In the blended household in which she landed, her new family soon “began to splinter along biological lines,” with blood siblings forming alliances in what would become a long cold war. As Kimball writes, her sensitivity finely attuned, it took her time to realize that exploring her mother’s psyche would force her still-living mother to “scratch at a wound that’s probably been open since childhood.” Just as sensitively, the author examines the effects of divorce on uncomprehending children and, more damagingly, the endless psychological battles surrounding custody. “What I wanted,” she writes, “is to clear away the muck: to point to a date on a calendar and say this led to that to watch a video and deconstruct the moments that led to our family’s collapse and its aftermath.” That aftermath included institutionalization, disintegration, and recrimination. In adulthood, the author has tried to puzzle out events. Of course, the suicide attempt, born of unsuccessfully managed bipolar disorder, clouded the lives of Kimball and her siblings, who were very young when it occurred.
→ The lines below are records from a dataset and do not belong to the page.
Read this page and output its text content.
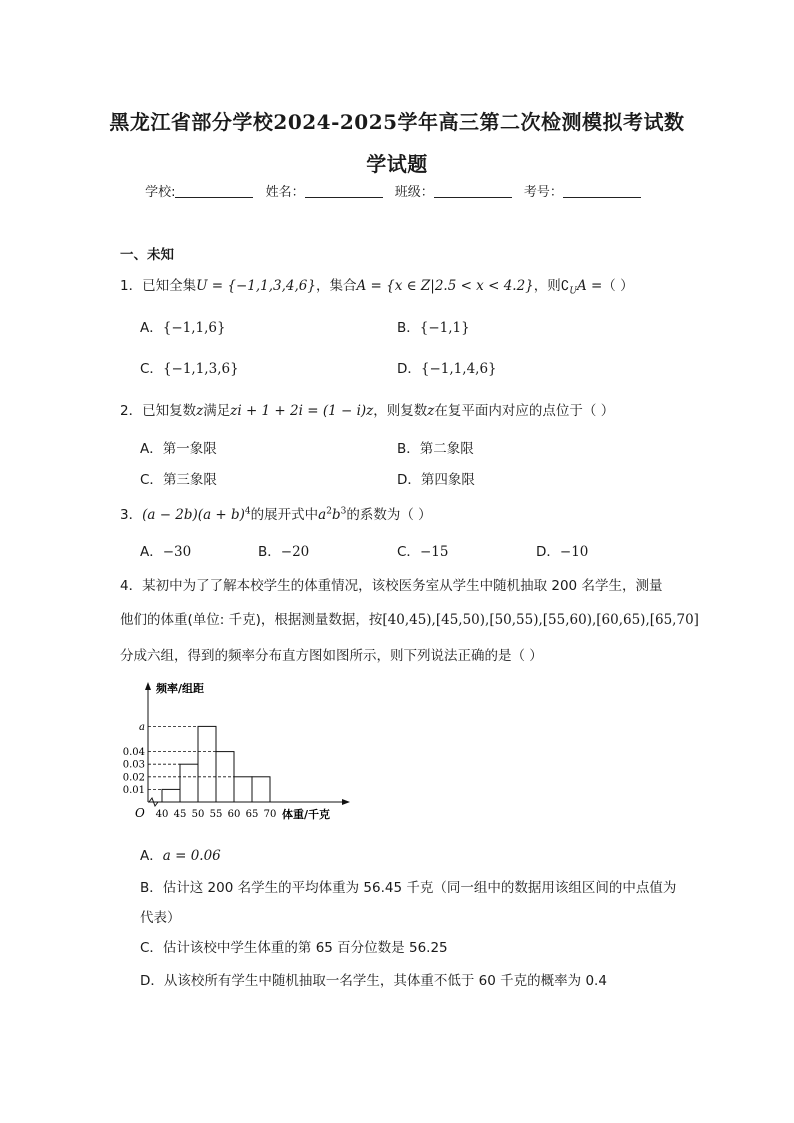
黑龙江省部分学校2024-2025学年高三第二次检测模拟考试数
学试题
学校:	姓名：	班级：	考号：
一、未知
1．已知全集U = {−1,1,3,4,6}，集合A = {x ∈ Z|2.5 < x < 4.2}，则$∁_UA$ =（ ）
A．{−1,1,6}	B．{−1,1}
C．{−1,1,3,6}	D．{−1,1,4,6}
2．已知复数z满足zi + 1 + 2i = (1 − i)z，则复数z在复平面内对应的点位于（ ）
A．第一象限	B．第二象限
C．第三象限	D．第四象限
3．$(a - 2b)(a + b)^4$的展开式中$a^2b^3$的系数为（ ）
A．−30	B．−20	C．−15	D．−10
4．某初中为了了解本校学生的体重情况，该校医务室从学生中随机抽取 200 名学生，测量
他们的体重(单位: 千克)，根据测量数据，按[40,45),[45,50),[50,55),[55,60),[60,65),[65,70]
分成六组，得到的频率分布直方图如图所示，则下列说法正确的是（ ）
频率/组距
体重/千克
O
0.01
0.02
0.03
0.04
a
40 45 50 55 60 65 70
A．a = 0.06
B．估计这 200 名学生的平均体重为 56.45 千克（同一组中的数据用该组区间的中点值为
代表）
C．估计该校中学生体重的第 65 百分位数是 56.25
D．从该校所有学生中随机抽取一名学生，其体重不低于 60 千克的概率为 0.4
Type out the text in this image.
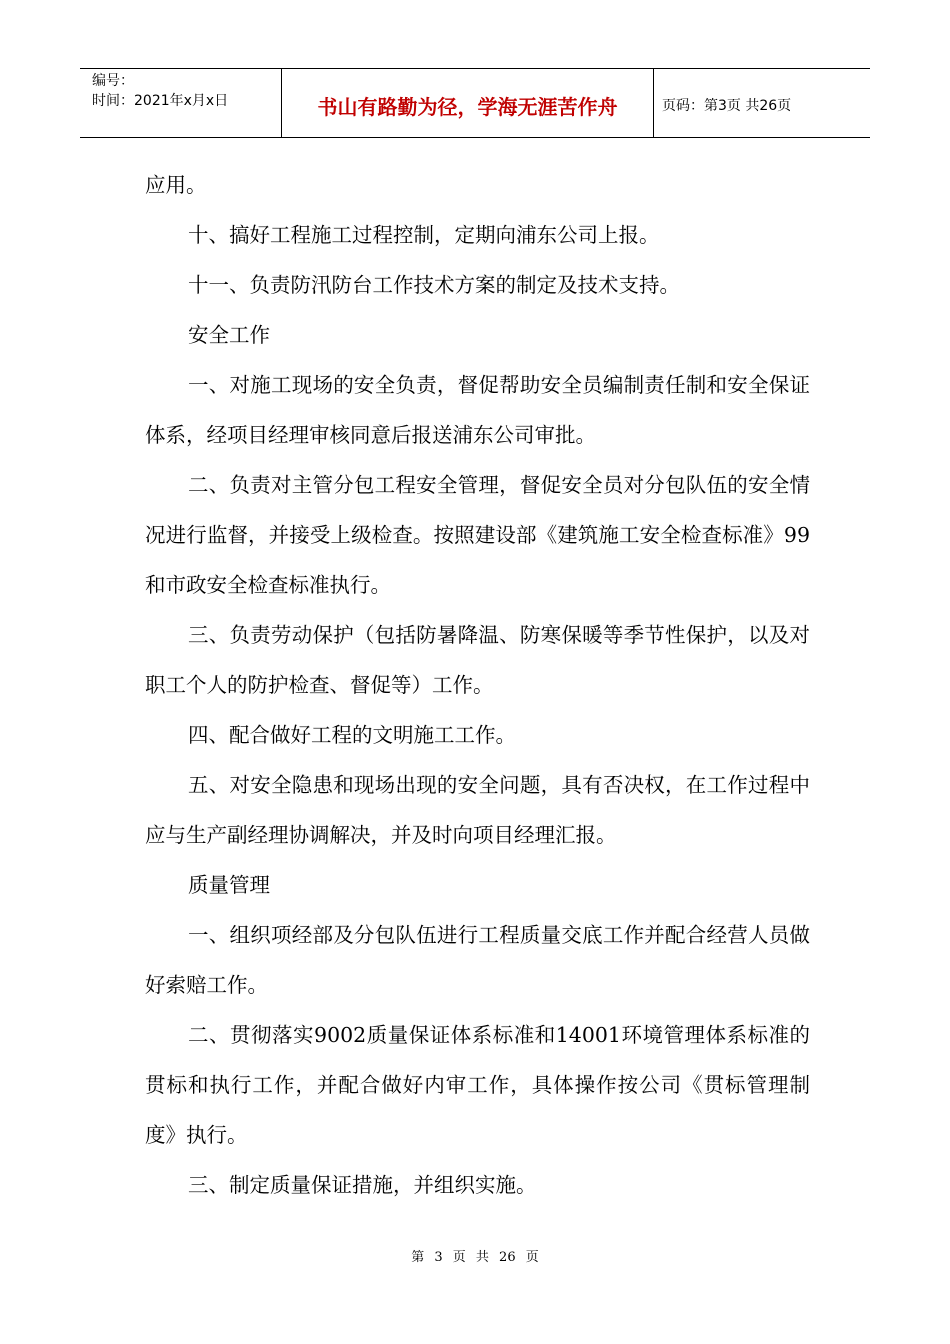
编号：
时间：2021年x月x日	书山有路勤为径，学海无涯苦作舟	页码：第3页 共26页

应用。

十、搞好工程施工过程控制，定期向浦东公司上报。

十一、负责防汛防台工作技术方案的制定及技术支持。

安全工作

一、对施工现场的安全负责，督促帮助安全员编制责任制和安全保证体系，经项目经理审核同意后报送浦东公司审批。

二、负责对主管分包工程安全管理，督促安全员对分包队伍的安全情况进行监督，并接受上级检查。按照建设部《建筑施工安全检查标准》99和市政安全检查标准执行。

三、负责劳动保护（包括防暑降温、防寒保暖等季节性保护，以及对职工个人的防护检查、督促等）工作。

四、配合做好工程的文明施工工作。

五、对安全隐患和现场出现的安全问题，具有否决权，在工作过程中应与生产副经理协调解决，并及时向项目经理汇报。

质量管理

一、组织项经部及分包队伍进行工程质量交底工作并配合经营人员做好索赔工作。

二、贯彻落实9002质量保证体系标准和14001环境管理体系标准的贯标和执行工作，并配合做好内审工作，具体操作按公司《贯标管理制度》执行。

三、制定质量保证措施，并组织实施。

第 3 页 共 26 页
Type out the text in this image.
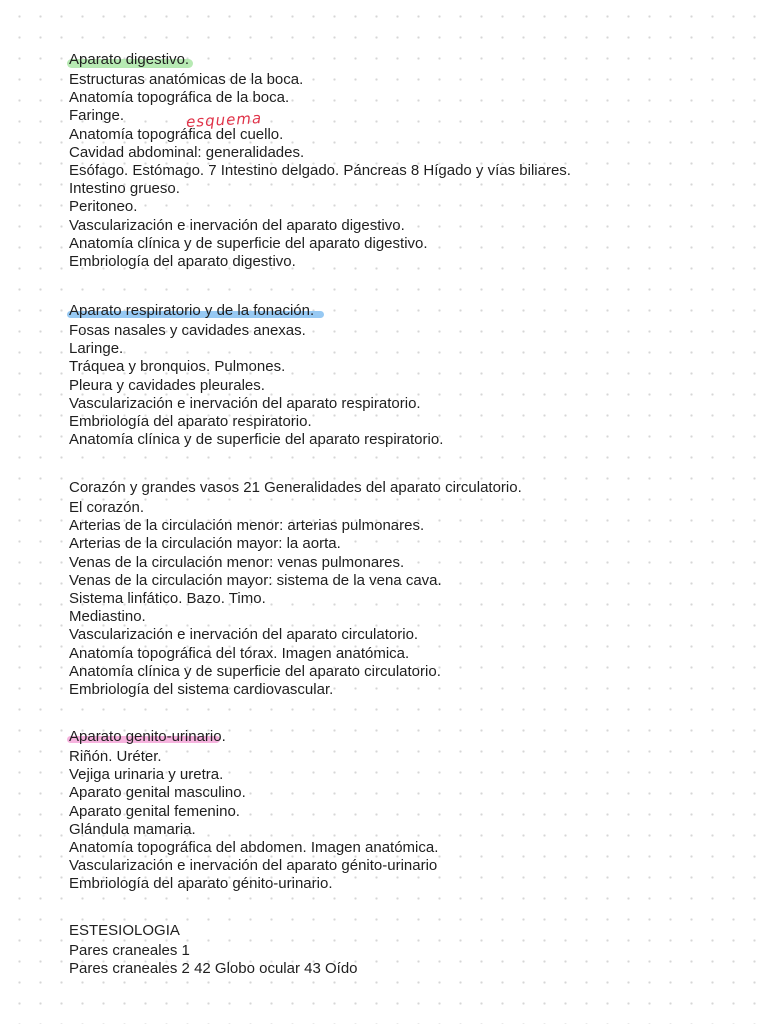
Aparato digestivo.
Estructuras anatómicas de la boca.
Anatomía topográfica de la boca.
Faringe.
Anatomía topográfica del cuello.
Cavidad abdominal: generalidades.
Esófago. Estómago. 7 Intestino delgado. Páncreas 8 Hígado y vías biliares.
Intestino grueso.
Peritoneo.
Vascularización e inervación del aparato digestivo.
Anatomía clínica y de superficie del aparato digestivo.
Embriología del aparato digestivo.
Aparato respiratorio y de la fonación.
Fosas nasales y cavidades anexas.
Laringe.
Tráquea y bronquios. Pulmones.
Pleura y cavidades pleurales.
Vascularización e inervación del aparato respiratorio.
Embriología del aparato respiratorio.
Anatomía clínica y de superficie del aparato respiratorio.
Corazón y grandes vasos 21 Generalidades del aparato circulatorio.
El corazón.
Arterias de la circulación menor: arterias pulmonares.
Arterias de la circulación mayor: la aorta.
Venas de la circulación menor: venas pulmonares.
Venas de la circulación mayor: sistema de la vena cava.
Sistema linfático. Bazo. Timo.
Mediastino.
Vascularización e inervación del aparato circulatorio.
Anatomía topográfica del tórax. Imagen anatómica.
Anatomía clínica y de superficie del aparato circulatorio.
Embriología del sistema cardiovascular.
Aparato genito-urinario.
Riñón. Uréter.
Vejiga urinaria y uretra.
Aparato genital masculino.
Aparato genital femenino.
Glándula mamaria.
Anatomía topográfica del abdomen. Imagen anatómica.
Vascularización e inervación del aparato génito-urinario
Embriología del aparato génito-urinario.
ESTESIOLOGIA
Pares craneales 1
Pares craneales 2 42 Globo ocular 43 Oído
esquema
“The Secret,” the opening act of the book, pairs a charming illustrative style, marked by bold-line geometries and little handwritten pointers (“Essential sandwich ingredients,” “Weird, secret storage room”), with a startling first sentence: “My mom was thirty-one when she decided to take her own life.” That desperate act sets in motion the collapse of a seemingly ordinary family-though, of course, no family is truly ordinary. Intensely candid debut memoir by illustrator and writer Kimball.